Bai Ling e Xi Qingqing completaram a viagem ao Japão com sucesso. Na volta, Bai Ling trouxe muitos mangás, enquanto Xi Qingqing trouxe muitas roupas—uma para Bai Ling, uma para Bai Han e uma para Xiaogen.
"Tia Xi, você voltou de mãos cheias: ganhou dinheiro, mas também gastou muito!" disse Bai Ling, vendo Xi Qingqing arrumar as compras.
"É que quando vejo roupas bonitas, quero comprar todas. Vou deixar as roupas aqui e levar uma por uma, senão o Lin Long vai se assustar com meu exagero!" disse Xi Qingqing, arrumando as roupas.
"Pois é, se eu fosse homem, também me assustaria com uma mulher tão gastadora!" disse Bai Ling, mordendo uma maçã enquanto olhava as roupas na mala.
"Gastadora?

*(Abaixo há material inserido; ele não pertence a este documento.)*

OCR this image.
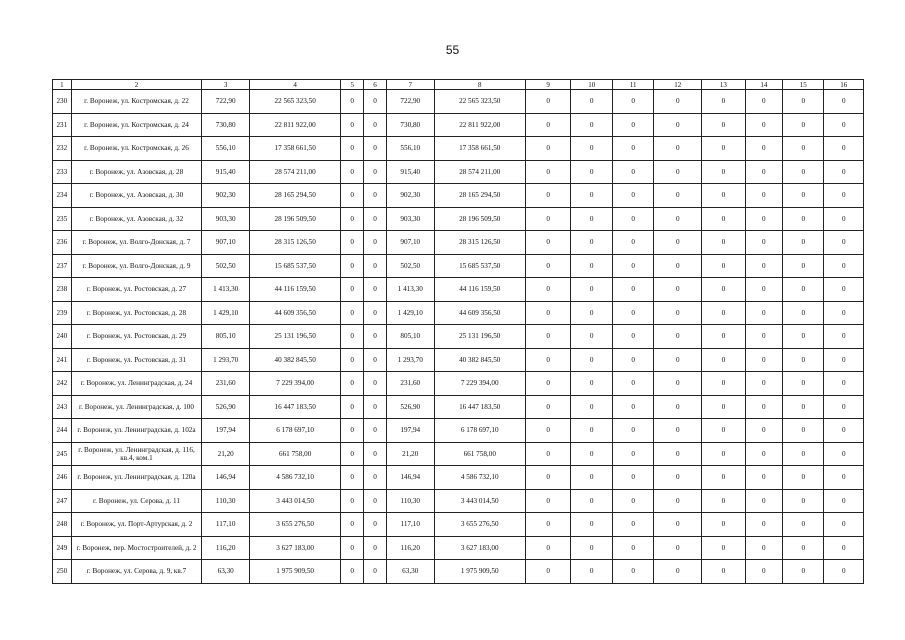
55
1	2	3	4	5	6	7	8	9	10	11	12	13	14	15	16
230	г. Воронеж, ул. Костромская, д. 22	722,90	22 565 323,50	0	0	722,90	22 565 323,50	0	0	0	0	0	0	0	0
231	г. Воронеж, ул. Костромская, д. 24	730,80	22 811 922,00	0	0	730,80	22 811 922,00	0	0	0	0	0	0	0	0
232	г. Воронеж, ул. Костромская, д. 26	556,10	17 358 661,50	0	0	556,10	17 358 661,50	0	0	0	0	0	0	0	0
233	г. Воронеж, ул. Азовская, д. 28	915,40	28 574 211,00	0	0	915,40	28 574 211,00	0	0	0	0	0	0	0	0
234	г. Воронеж, ул. Азовская, д. 30	902,30	28 165 294,50	0	0	902,30	28 165 294,50	0	0	0	0	0	0	0	0
235	г. Воронеж, ул. Азовская, д. 32	903,30	28 196 509,50	0	0	903,30	28 196 509,50	0	0	0	0	0	0	0	0
236	г. Воронеж, ул. Волго-Донская, д. 7	907,10	28 315 126,50	0	0	907,10	28 315 126,50	0	0	0	0	0	0	0	0
237	г. Воронеж, ул. Волго-Донская, д. 9	502,50	15 685 537,50	0	0	502,50	15 685 537,50	0	0	0	0	0	0	0	0
238	г. Воронеж, ул. Ростовская, д. 27	1 413,30	44 116 159,50	0	0	1 413,30	44 116 159,50	0	0	0	0	0	0	0	0
239	г. Воронеж, ул. Ростовская, д. 28	1 429,10	44 609 356,50	0	0	1 429,10	44 609 356,50	0	0	0	0	0	0	0	0
240	г. Воронеж, ул. Ростовская, д. 29	805,10	25 131 196,50	0	0	805,10	25 131 196,50	0	0	0	0	0	0	0	0
241	г. Воронеж, ул. Ростовская, д. 31	1 293,70	40 382 845,50	0	0	1 293,70	40 382 845,50	0	0	0	0	0	0	0	0
242	г. Воронеж, ул. Ленинградская, д. 24	231,60	7 229 394,00	0	0	231,60	7 229 394,00	0	0	0	0	0	0	0	0
243	г. Воронеж, ул. Ленинградская, д. 100	526,90	16 447 183,50	0	0	526,90	16 447 183,50	0	0	0	0	0	0	0	0
244	г. Воронеж, ул. Ленинградская, д. 102а	197,94	6 178 697,10	0	0	197,94	6 178 697,10	0	0	0	0	0	0	0	0
245	г. Воронеж, ул. Ленинградская, д. 116, кв.4, ком.1	21,20	661 758,00	0	0	21,20	661 758,00	0	0	0	0	0	0	0	0
246	г. Воронеж, ул. Ленинградская, д. 120а	146,94	4 586 732,10	0	0	146,94	4 586 732,10	0	0	0	0	0	0	0	0
247	г. Воронеж, ул. Серова, д. 11	110,30	3 443 014,50	0	0	110,30	3 443 014,50	0	0	0	0	0	0	0	0
248	г. Воронеж, ул. Порт-Артурская, д. 2	117,10	3 655 276,50	0	0	117,10	3 655 276,50	0	0	0	0	0	0	0	0
249	г. Воронеж, пер. Мостостроителей, д. 2	116,20	3 627 183,00	0	0	116,20	3 627 183,00	0	0	0	0	0	0	0	0
250	г. Воронеж, ул. Серова, д. 9, кв.7	63,30	1 975 909,50	0	0	63,30	1 975 909,50	0	0	0	0	0	0	0	0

Sua pestinha, de onde tira tanta ideia?" repreendeu Xi Qingqing. Que criança, já querendo dar lições em mim.
Durante a viagem ao Japão, Bai Ling visitou vários lugares com Yuta e se divertiu muito.
Joel segurava fotos de Bai Ling e Yuta juntos, comendo doces refinados, com migalhas nos cantos da boca, rindo alegremente.
Meli trouxe uma xícara de chá de crisântemo perfumado: "Irmão Joel, toma o chá!"
Joel não respondeu, mas quando se deu conta, Meli já tinha pegado as fotos. Vendo Bai Ling com um homem estranho, ficou surpresa: quem era aquele?
Sem demonstrar, ela colocou as fotos de volta no lugar e perguntou baixinho: "Quem é esse homem?"
Joel nem olhou para Meli: "Isso não é da sua conta."
Meli tocou o nariz e murmurou: "Não é da minha conta, mas tem a ver com a Bai Ling! Olha como os dois estão íntimos. Você e a Bai Ling são namorados, mas nem parecem tão próximos."
"Eles são só amigos!" defendeu-se Joel, mas sem convicção. Nem ele mesmo acreditava que entre os dois era só amizade.
"Nós também somos só amigos, mas não somos assim. Se você fosse tão íntimo comigo, aí eu acreditaria." disse Meli maliciosamente. "Não se engane; só um idiota acreditaria que não há nada entre eles."
Primeiro um Bai Lichen, agora um Yoshikawa Yuta. Será que Bai Ling realmente os via como amigos comuns, ou ela era muito volúvel? Joel não queria mandar segui-la, mas uma vez plantada a semente da dúvida, ela crescia. Ao ver as fotos, sua confiança diminuiu ainda mais.